Un grupo de funcionarios del Ministerio de Economía viajó anoche con destino a Washington para involucrarse en el tramo final de las negociaciones técnicas con el FMI. Esta negociación terminará por definir cómo será el esquema de desembolsos en lo que resta del año y las nuevas metas a cumplir para el país.
Incluso, no se descarta la llegada de Sergio Massa a los Estados Unidos para el apretón de manos definitivo por el acuerdo. Los tres principales interlocutores ante el Fondo Monetario e integrantes de la mesa chica de Massa son el jefe de asesores Leonardo Madcur, el viceministro de Economía Gabriel Rubinstein, el vicepresidente del Banco Central Lisandro Cleri y uno de sus directores, Jorge Carrera. También forma parte de la comitiva el secretario de Hacienda Raúl Rigo.
Massa y su equipo también deberán dejar definidos en los próximos días cómo quedarán determinadas las metas trimestrales en lo que resta del año. Las metas originales quedaron prehistóricas por el impacto que tuvo la sequía en las cuentas públicas, lo que hizo imposible alcanzar las cifras condicionales de acumulación de reservas.
La discusión presencial en los Estados Unidos arrancará a pocos días de que pesen sobre la hoja de ruta algunas fechas decisivas, como el 31 de julio que empezará el receso de verano en el FMI y operará un nuevo vencimiento por USD 2.660 millones. Recordemos que el Ministerio de Economía decidió postergar los tres pagos de deuda al organismo que estaban distribuidos a lo largo de julio.

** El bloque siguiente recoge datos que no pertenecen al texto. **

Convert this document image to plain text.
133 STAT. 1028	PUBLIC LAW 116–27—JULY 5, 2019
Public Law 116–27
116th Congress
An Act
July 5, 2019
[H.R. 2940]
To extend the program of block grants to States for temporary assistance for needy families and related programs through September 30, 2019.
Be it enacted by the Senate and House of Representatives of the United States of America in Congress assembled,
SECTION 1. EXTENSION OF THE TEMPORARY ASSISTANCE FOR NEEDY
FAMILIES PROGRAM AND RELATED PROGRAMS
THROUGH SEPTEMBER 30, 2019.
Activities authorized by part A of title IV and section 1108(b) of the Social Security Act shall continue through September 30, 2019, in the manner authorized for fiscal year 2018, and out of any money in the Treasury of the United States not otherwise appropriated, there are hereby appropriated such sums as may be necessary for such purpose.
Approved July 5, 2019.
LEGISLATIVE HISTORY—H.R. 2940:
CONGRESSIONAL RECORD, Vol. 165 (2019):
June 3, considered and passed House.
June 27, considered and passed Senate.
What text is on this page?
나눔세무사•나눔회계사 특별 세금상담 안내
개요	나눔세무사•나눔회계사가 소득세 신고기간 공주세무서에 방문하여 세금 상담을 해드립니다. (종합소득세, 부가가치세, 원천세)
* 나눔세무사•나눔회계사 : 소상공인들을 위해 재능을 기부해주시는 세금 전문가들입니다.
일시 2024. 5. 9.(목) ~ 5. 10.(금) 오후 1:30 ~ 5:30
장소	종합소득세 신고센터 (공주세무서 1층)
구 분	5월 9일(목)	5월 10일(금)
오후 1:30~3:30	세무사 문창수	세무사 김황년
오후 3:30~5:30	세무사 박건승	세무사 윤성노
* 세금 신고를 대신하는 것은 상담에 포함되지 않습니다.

Los próximos días de negociación terminarán por darle forma final a una nueva etapa del programa financiero con el FMI. El ritmo de ajuste fiscal, las exigencias en términos de atraso cambiario y los límites al financiamiento a través de la emisión de pesos que se resuelvan en Washington terminará por marcar los bordes de la política económica en los próximos meses en que el oficialismo se jugará la chance de seguir en la Casa Rosada.